How to Use This Cap Rate Calculator
This cap rate calculator gives you an instant read on any rental property — enter your property’s gross annual rental income, annual operating expenses (excluding mortgage), and current property value or purchase price. The calculator instantly shows your cap rate percentage and net operating income (NOI). Use the “What should I pay?” section below to enter a target cap rate and get the implied maximum purchase price you should offer. Share the link to save your inputs or send them to a partner.
Cap rate is just one piece of the investment picture. If you’re evaluating a home purchase rather than a rental, the home sale calculator helps you estimate net proceeds and profit when you sell.
How Cap Rate Is Calculated
Cap rate uses two numbers: net operating income (NOI) and property value. The formula is:
- NOI = Gross Annual Rental Income − Annual Operating Expenses
- Cap Rate = (NOI ÷ Property Value) × 100
- Implied Value = NOI ÷ (Target Cap Rate ÷ 100)
Example: a property with $36,000 gross rent, $12,000 in operating expenses, and a $300,000 purchase price. NOI = $24,000. Cap rate = ($24,000 / $300,000) × 100 = 8.00%. If your target cap rate is 6%, the implied value is $24,000 / 0.06 = $400,000.
What Is a Good Cap Rate by Market Type?
Cap rate benchmarks vary significantly by geography and property type. Here are typical ranges as of 2026:
- Top-tier urban markets (NYC, SF, LA): 3–5%
- Major metros (Chicago, Seattle, Denver): 4–6%
- Secondary cities (Nashville, Austin, Phoenix): 5–8%
- Tertiary and rural markets: 7–12%
- Multifamily (apartments): 4–7% nationally
- Single-family rentals: 5–9%
- Commercial retail/office: 5–9%
A high cap rate is not always better — it typically signals higher risk, lower appreciation potential, or a less desirable market.
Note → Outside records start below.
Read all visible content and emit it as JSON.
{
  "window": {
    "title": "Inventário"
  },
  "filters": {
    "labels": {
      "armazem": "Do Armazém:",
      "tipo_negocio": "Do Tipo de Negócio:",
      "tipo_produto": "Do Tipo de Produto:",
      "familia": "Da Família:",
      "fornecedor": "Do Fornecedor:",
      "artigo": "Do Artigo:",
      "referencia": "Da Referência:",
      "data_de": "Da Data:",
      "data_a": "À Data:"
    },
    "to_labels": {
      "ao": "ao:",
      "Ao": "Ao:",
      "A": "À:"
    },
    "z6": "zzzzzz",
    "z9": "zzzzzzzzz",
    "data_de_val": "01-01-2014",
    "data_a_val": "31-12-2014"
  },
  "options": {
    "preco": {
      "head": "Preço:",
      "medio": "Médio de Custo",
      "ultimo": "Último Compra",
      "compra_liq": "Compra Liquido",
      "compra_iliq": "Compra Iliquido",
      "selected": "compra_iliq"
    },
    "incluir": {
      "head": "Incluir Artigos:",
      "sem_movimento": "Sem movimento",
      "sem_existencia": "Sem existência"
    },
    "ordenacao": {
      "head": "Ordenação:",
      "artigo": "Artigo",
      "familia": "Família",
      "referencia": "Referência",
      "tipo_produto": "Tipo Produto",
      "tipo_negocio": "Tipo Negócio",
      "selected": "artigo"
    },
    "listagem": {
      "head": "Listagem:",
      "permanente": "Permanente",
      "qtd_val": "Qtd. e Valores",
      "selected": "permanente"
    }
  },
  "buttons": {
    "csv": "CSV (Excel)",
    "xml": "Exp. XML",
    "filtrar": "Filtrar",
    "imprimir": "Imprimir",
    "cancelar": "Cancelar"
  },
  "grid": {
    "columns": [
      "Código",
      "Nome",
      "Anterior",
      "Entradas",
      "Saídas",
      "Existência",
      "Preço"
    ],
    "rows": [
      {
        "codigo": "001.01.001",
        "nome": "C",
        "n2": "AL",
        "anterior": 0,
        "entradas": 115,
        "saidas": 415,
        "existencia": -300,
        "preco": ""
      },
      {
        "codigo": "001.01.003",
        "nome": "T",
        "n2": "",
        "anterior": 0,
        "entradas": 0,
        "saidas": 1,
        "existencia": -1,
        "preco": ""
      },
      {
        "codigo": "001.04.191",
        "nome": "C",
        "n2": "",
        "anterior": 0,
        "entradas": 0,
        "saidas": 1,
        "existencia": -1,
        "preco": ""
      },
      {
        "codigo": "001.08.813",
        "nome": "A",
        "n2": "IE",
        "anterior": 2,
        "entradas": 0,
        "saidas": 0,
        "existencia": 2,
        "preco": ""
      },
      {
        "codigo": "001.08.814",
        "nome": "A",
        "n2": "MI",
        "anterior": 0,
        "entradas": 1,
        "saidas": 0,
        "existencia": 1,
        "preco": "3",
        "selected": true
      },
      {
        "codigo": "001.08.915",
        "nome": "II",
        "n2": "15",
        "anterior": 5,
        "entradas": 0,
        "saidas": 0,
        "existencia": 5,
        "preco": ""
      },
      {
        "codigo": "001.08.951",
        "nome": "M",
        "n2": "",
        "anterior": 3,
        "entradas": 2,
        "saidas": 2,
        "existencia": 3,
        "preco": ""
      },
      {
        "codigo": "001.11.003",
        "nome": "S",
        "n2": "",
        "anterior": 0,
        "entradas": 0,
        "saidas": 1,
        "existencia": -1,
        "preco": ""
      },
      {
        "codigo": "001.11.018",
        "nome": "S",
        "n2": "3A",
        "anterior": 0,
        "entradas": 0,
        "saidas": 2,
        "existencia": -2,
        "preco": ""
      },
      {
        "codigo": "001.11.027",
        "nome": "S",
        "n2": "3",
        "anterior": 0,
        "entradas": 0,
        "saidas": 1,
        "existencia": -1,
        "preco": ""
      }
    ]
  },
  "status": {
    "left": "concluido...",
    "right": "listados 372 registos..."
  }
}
Many experienced investors accept 4–6% cap rates in strong markets because they expect rent growth and appreciation to drive total returns well above that figure.
What to Include in Operating Expenses
The accuracy of your cap rate depends entirely on using realistic operating expenses. Common items to include:
- Property taxes — often 1–2% of assessed value annually
- Insurance — landlord policy, typically $800–$2,000/year for SFR
- Property management — 8–10% of gross rents if professionally managed
- Maintenance and repairs — budget 1% of property value per year as a baseline
- Vacancy allowance — 5–10% of gross rent (one month vacancy = ~8.3%)
- Utilities — if landlord-paid (water, trash, common area)
- Capital expenditures reserve — roof, HVAC, appliances replacement fund
Do NOT include mortgage principal or interest — cap rate is a pre-financing metric by design.
Cap Rate vs. Cash-on-Cash Return
Cap rate measures the property’s return as if you paid all cash. Cash-on-cash return measures your actual return on the cash you invested (down payment + closing costs) after debt service. These two metrics are complementary:
- Use cap rate to screen and compare properties on a level playing field
- Use cash-on-cash to evaluate your actual investment performance once you know your financing terms
When interest rates are low, leverage can boost cash-on-cash returns well above the cap rate. When rates are high (above the cap rate), leverage is “negative” and actually reduces your cash-on-cash return below cap rate. This is why rising rates put downward pressure on property values. For a full picture of your rental income potential, also use the prorated rent calculator when a tenant moves in mid-month.
Using Cap Rate to Negotiate Purchase Price
The implied value feature in this calculator is a negotiation tool. Once you know your target cap rate — the minimum return you’ll accept — you can calculate the maximum price you should pay for any property with a known NOI. Present this to a seller with documentation of comparable cap rates in the area to justify your offer.
If a seller insists on a higher price, your counter is to either increase NOI (by raising rents or cutting expenses) or accept a lower cap rate. Many successful investors set a hard floor (e.g., “I never buy below a 6% cap rate in this market”) and walk away from deals that don’t meet it.
Limitations of Cap Rate
Cap rate is a snapshot metric — it does not account for appreciation, rent growth, loan amortization, or tax benefits (depreciation). Two identical cap rates can represent very different investment outcomes depending on the market, tenant quality, lease terms, and property condition. Always underwrite investments with multiple metrics: cap rate, cash-on-cash return, gross rent multiplier (GRM), and an IRR projection over your intended hold period.
Financial Disclaimer
This calculator is for informational purposes only. Results are estimates based on the inputs you provide and do not account for all costs, market conditions, or individual circumstances. Cap rate benchmarks described here reflect general market conditions as of 2026 and vary by location. Consult a licensed real estate professional or financial advisor before making investment decisions.